Audrey L. – Humans of Chronic Illness by Solve M.E.

Humans of ME/CFS

It’s only been less than a year that I started exhibiting symptoms of ME/CFS but my life has changed dramatically. I have what is considered as mild ME/CFS. But, no matter how mild the doctors think the disease may be, it is no less debilitating. This thing that no one knows how to treat, what causes it, or how to manage; it affects me, my relationships, my work, and my way of life. It’s like you have to start again and forget what you know. So, those 33 years of learning how to be, think, and act; those habits, those personality traits that basically make you who you are; well, they are gone. You’re back to zero and have to think and plan differently. That, I find extremely hard to deal with.

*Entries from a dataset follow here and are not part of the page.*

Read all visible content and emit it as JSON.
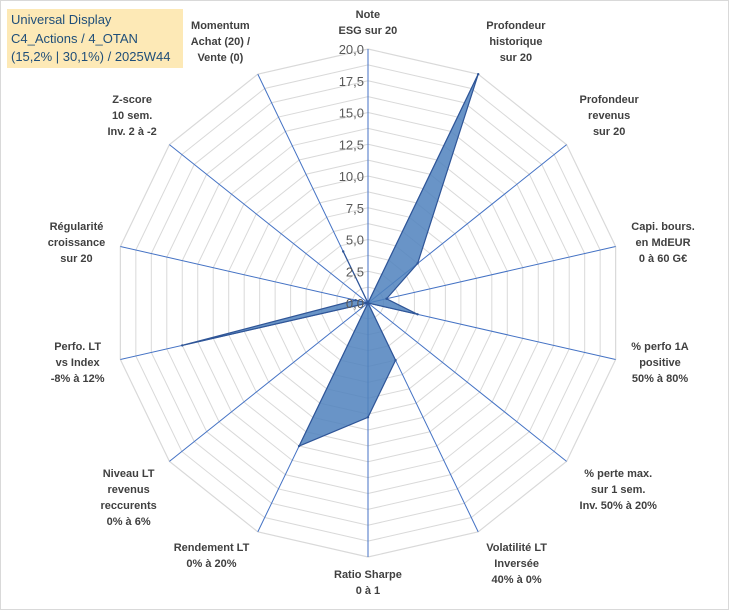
{
  "title": {
    "lines": [
      "Universal Display",
      "C4_Actions / 4_OTAN",
      "(15,2% | 30,1%) / 2025W44"
    ]
  },
  "chart_data": {
    "type": "radar",
    "title": "Universal Display",
    "rlim": [
      0,
      20
    ],
    "rticks": [
      "0,0",
      "2,5",
      "5,0",
      "7,5",
      "10,0",
      "12,5",
      "15,0",
      "17,5",
      "20,0"
    ],
    "rtick_values": [
      0,
      2.5,
      5,
      7.5,
      10,
      12.5,
      15,
      17.5,
      20
    ],
    "categories": [
      {
        "label": [
          "Note",
          "ESG sur 20"
        ]
      },
      {
        "label": [
          "Profondeur",
          "historique",
          "sur 20"
        ]
      },
      {
        "label": [
          "Profondeur",
          "revenus",
          "sur 20"
        ]
      },
      {
        "label": [
          "Capi. bours.",
          "en MdEUR",
          "0 à 60 G€"
        ]
      },
      {
        "label": [
          "% perfo 1A",
          "positive",
          "50% à 80%"
        ]
      },
      {
        "label": [
          "% perte max.",
          "sur 1 sem.",
          "Inv. 50% à 20%"
        ]
      },
      {
        "label": [
          "Volatilité LT",
          "Inversée",
          "40% à 0%"
        ]
      },
      {
        "label": [
          "Ratio Sharpe",
          "0 à 1"
        ]
      },
      {
        "label": [
          "Rendement LT",
          "0% à 20%"
        ]
      },
      {
        "label": [
          "Niveau LT",
          "revenus",
          "reccurents",
          "0% à 6%"
        ]
      },
      {
        "label": [
          "Perfo. LT",
          "vs Index",
          "-8% à 12%"
        ]
      },
      {
        "label": [
          "Régularité",
          "croissance",
          "sur 20"
        ]
      },
      {
        "label": [
          "Z-score",
          "10 sem.",
          "Inv. 2 à -2"
        ]
      },
      {
        "label": [
          "Momentum",
          "Achat (20) /",
          "Vente (0)"
        ]
      }
    ],
    "series": [
      {
        "name": "Universal Display",
        "values": [
          0,
          20,
          5,
          1.5,
          4,
          0,
          5,
          9,
          12.5,
          0,
          15,
          1,
          0,
          4.5
        ],
        "color": "#4f81bd"
      }
    ]
  }
}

I can live my life pretty normally, I’m lucky in that way. I can get out of bed. I can go to work. I can see my friends, but on a completely different level. Before the ME/CFS, I had plans to retrain as a teacher. I travelled a lot for my job. I could work a normal 36 hours week and still make plans in the evening. I could dance all night and I could write 500 words without any difficulty. But now, the muscle and inflammatory pains are constant and the insomnia has settled in. The headaches and the nausea are such a part of my daily routine that I barely notice anymore. The utter lack of energy is a given and the loss of cognitive faculties is terrifying. My memory, short and long term, is reducing at a scary pace. Sometimes, I can barely remember what I did that same morning.
When the doctors don’t have anything to help you, when your friends and family don’t understand what you’re going through, when your work that you are passionate about is suffering, when ME/CFS is treated as if it’s a mental health problem, you really become angry. But, what do to with that anger? It doesn’t help, does it? And tell you what, I don’t have the energy for it anyway. So, you find what feels good for you. You find people who can support you. You tell yourself this is a learning experience, a chance to rebuild on stronger foundations, a chance to strip away the rubbish and find a happier you. You do this despite the disease, despite the pains, despite the brain fog, and despite the fear for the future. Because the alternative is not worth thinking about, because I want to be furiously, defiantly, and beamingly happy.